Naturally, I end up choosing the under-ripe ones, and the game is on. Sometimes, it takes just a day or two for them to ripen on my counter. Other times, it takes longer, and before I know it, it’s too late.

So what is the ideal way to store these precious little fruits that will allow them to ripen to their full potential? And what’s the best way to keep them fresh once cut? (Let’s be clear, I’m talking about Haas avocados, those that fit neatly into the palm of your hand, which account for 95 percent of the total California crop, according to the California Avocado Commission.)

How to Store the Whole Fruit

Turns out, the counter is the best place to store whole avocados if you plan on eating them within a few days. Allow them to breathe, and keep them away from things like bananas and apples. All three fruits produce ethylene gas, which accelerates ripening. (Of course, if you’re looking to accelerate ripening, stash a ‘cado in a paper bag; add an apple or banana if you’re really in a rush.)

Once ripe, or nearly so, you can put it in the fridge to extend its life by a few days (but why are you waiting so long to eat that avocado, anyway?). If you happen to buy a bag of them, and will only be able to eat a few at a time, pop them in the fridge until you’re ready—then put ‘em on the counter when you want them to ripen.

How to Store the Cut Fruit

Once cut, there are a few tricks you can employ to keep the flesh green.

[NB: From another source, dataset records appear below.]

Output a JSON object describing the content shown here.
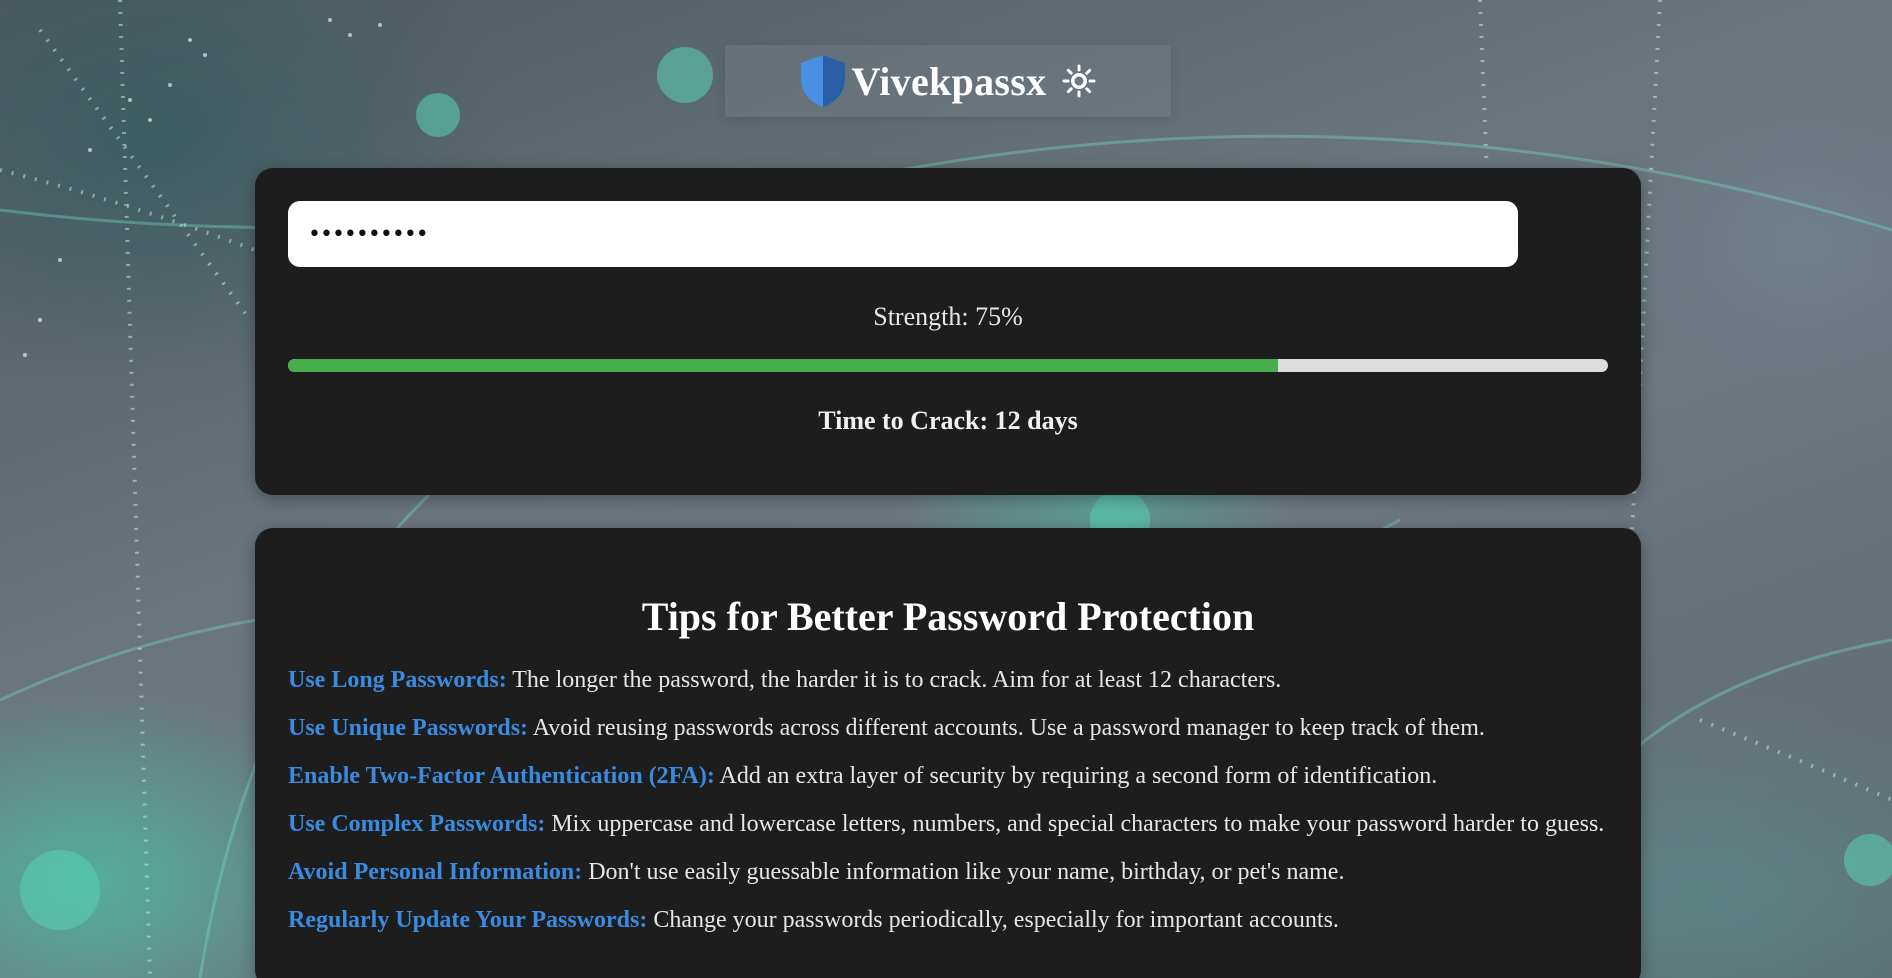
{
  "app": {
    "brand": "Vivekpassx",
    "logo_icon": "shield-icon",
    "theme_toggle_icon": "sun-icon"
  },
  "checker": {
    "password_value": "••••••••••",
    "strength_label": "Strength: 75%",
    "strength_percent": 75,
    "time_to_crack_label": "Time to Crack: 12 days"
  },
  "tips": {
    "title": "Tips for Better Password Protection",
    "items": [
      {
        "heading": "Use Long Passwords:",
        "text": " The longer the password, the harder it is to crack. Aim for at least 12 characters."
      },
      {
        "heading": "Use Unique Passwords:",
        "text": " Avoid reusing passwords across different accounts. Use a password manager to keep track of them."
      },
      {
        "heading": "Enable Two-Factor Authentication (2FA):",
        "text": " Add an extra layer of security by requiring a second form of identification."
      },
      {
        "heading": "Use Complex Passwords:",
        "text": " Mix uppercase and lowercase letters, numbers, and special characters to make your password harder to guess."
      },
      {
        "heading": "Avoid Personal Information:",
        "text": " Don't use easily guessable information like your name, birthday, or pet's name."
      },
      {
        "heading": "Regularly Update Your Passwords:",
        "text": " Change your passwords periodically, especially for important accounts."
      }
    ]
  },
  "colors": {
    "accent": "#3a8be0",
    "strength_fill": "#46ae4a",
    "card_background": "#1d1d1d"
  }
}
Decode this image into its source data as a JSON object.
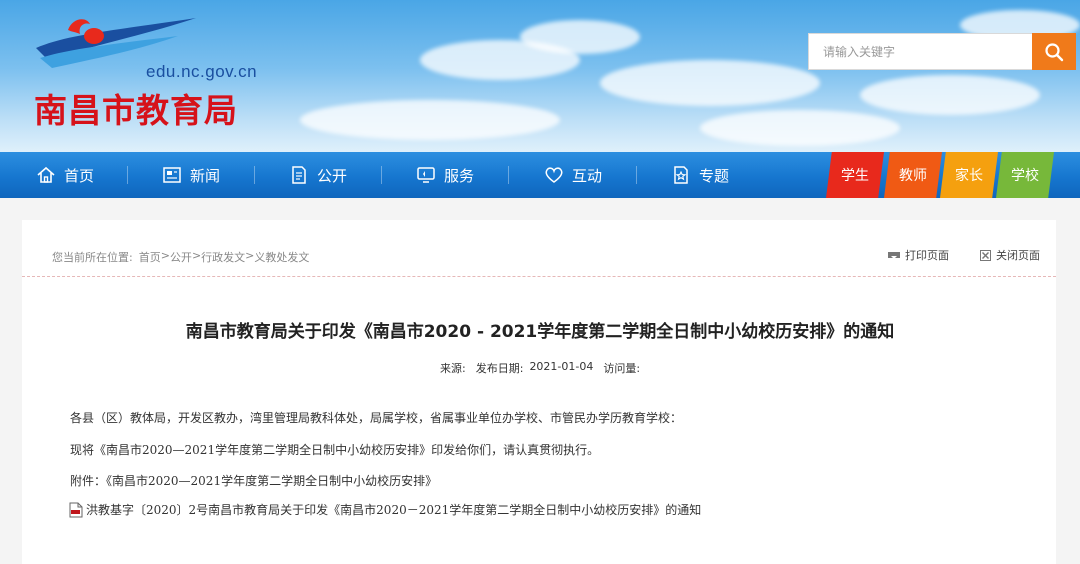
{
  "header": {
    "domain": "edu.nc.gov.cn",
    "site_name": "南昌市教育局",
    "search": {
      "placeholder": "请输入关键字"
    }
  },
  "nav": {
    "items": [
      {
        "label": "首页",
        "icon": "home-icon"
      },
      {
        "label": "新闻",
        "icon": "news-icon"
      },
      {
        "label": "公开",
        "icon": "document-icon"
      },
      {
        "label": "服务",
        "icon": "monitor-icon"
      },
      {
        "label": "互动",
        "icon": "heart-icon"
      },
      {
        "label": "专题",
        "icon": "star-doc-icon"
      }
    ],
    "roles": [
      {
        "label": "学生",
        "color": "#e8291c"
      },
      {
        "label": "教师",
        "color": "#f05a14"
      },
      {
        "label": "家长",
        "color": "#f5a00f"
      },
      {
        "label": "学校",
        "color": "#77b83a"
      }
    ]
  },
  "breadcrumb": {
    "prefix": "您当前所在位置:",
    "items": [
      "首页",
      ">",
      "公开",
      ">",
      "行政发文",
      ">",
      "义教处发文"
    ]
  },
  "toolbar": {
    "print_label": "打印页面",
    "close_label": "关闭页面"
  },
  "article": {
    "title": "南昌市教育局关于印发《南昌市2020 - 2021学年度第二学期全日制中小幼校历安排》的通知",
    "source_label": "来源:",
    "date_label": "发布日期:",
    "date": "2021-01-04",
    "views_label": "访问量:",
    "paragraphs": [
      "各县（区）教体局，开发区教办，湾里管理局教科体处，局属学校，省属事业单位办学校、市管民办学历教育学校：",
      "现将《南昌市2020—2021学年度第二学期全日制中小幼校历安排》印发给你们，请认真贯彻执行。",
      "附件：《南昌市2020—2021学年度第二学期全日制中小幼校历安排》"
    ],
    "attachment": "洪教基字〔2020〕2号南昌市教育局关于印发《南昌市2020－2021学年度第二学期全日制中小幼校历安排》的通知"
  },
  "colors": {
    "nav_blue": "#1676cf",
    "search_orange": "#f07a1a",
    "logo_red": "#d6121a",
    "logo_blue": "#1a4fa0"
  }
}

Brown flesh isn’t necessarily bad, per se, but it isn’t entirely pleasant either. If it’s bruised in spots or has black “veiny” streaks throughout, you can cut around those. Toss the avocado if it’s discolored throughout, however.

If you’re eating only half of the avocado, use the half without the pit first. While the pit doesn’t technically do anything to prevent spoilage, its presence prevents oxygen from getting to some portion of the flesh—and oxygen is what causes oxidation, or browning. Rub a little lemon or lime juice on the remaining visible flesh and then tightly wrap the whole thing in plastic wrap. You’ll get one, or maybe two, more days to enjoy it.

Avocados from Mexico suggests submerging the cut half in a container of water, covering, and refrigerating to get a couple days’ more life out of it, but I find a bit of the rich creaminess gets lost in the dunk. Avoid using olive oil or cooking spray, which, in theory, should create a barrier between the avocado and air, but neither is very effective, and they’ll leave behind unwanted flavor.

You can also try an avocado keeper, or you can reach for an onion. Place the uneaten portion of avocado in a reusable container (such as a half-quart takeout container), and add a piece of onion before sealing the lid and refrigerating. The onion could be a slice or a quartered wedge; it doesn’t matter. There will be a slight hint of oniony flavor to your avocado, but unless you’re using it in a sweet recipe or in a smoothie, you probably won’t notice it. This trick even works for a sliced or diced avocado—say, if you’ve made a week’s worth of mason jar salads; you’ll still have green avocado at week’s end.

And if you’ve gone so far as to make that most famous of avocado dips, guacamole, simply press plastic wrap directly on top of the guac, then wrap the bowl. Between that and the lime juice in the guac, it should maintain its color a day or two longer in the fridge.

So now, as far as the avocado game goes, I say, bring it on. This is a battle I don’t intend on losing anymore.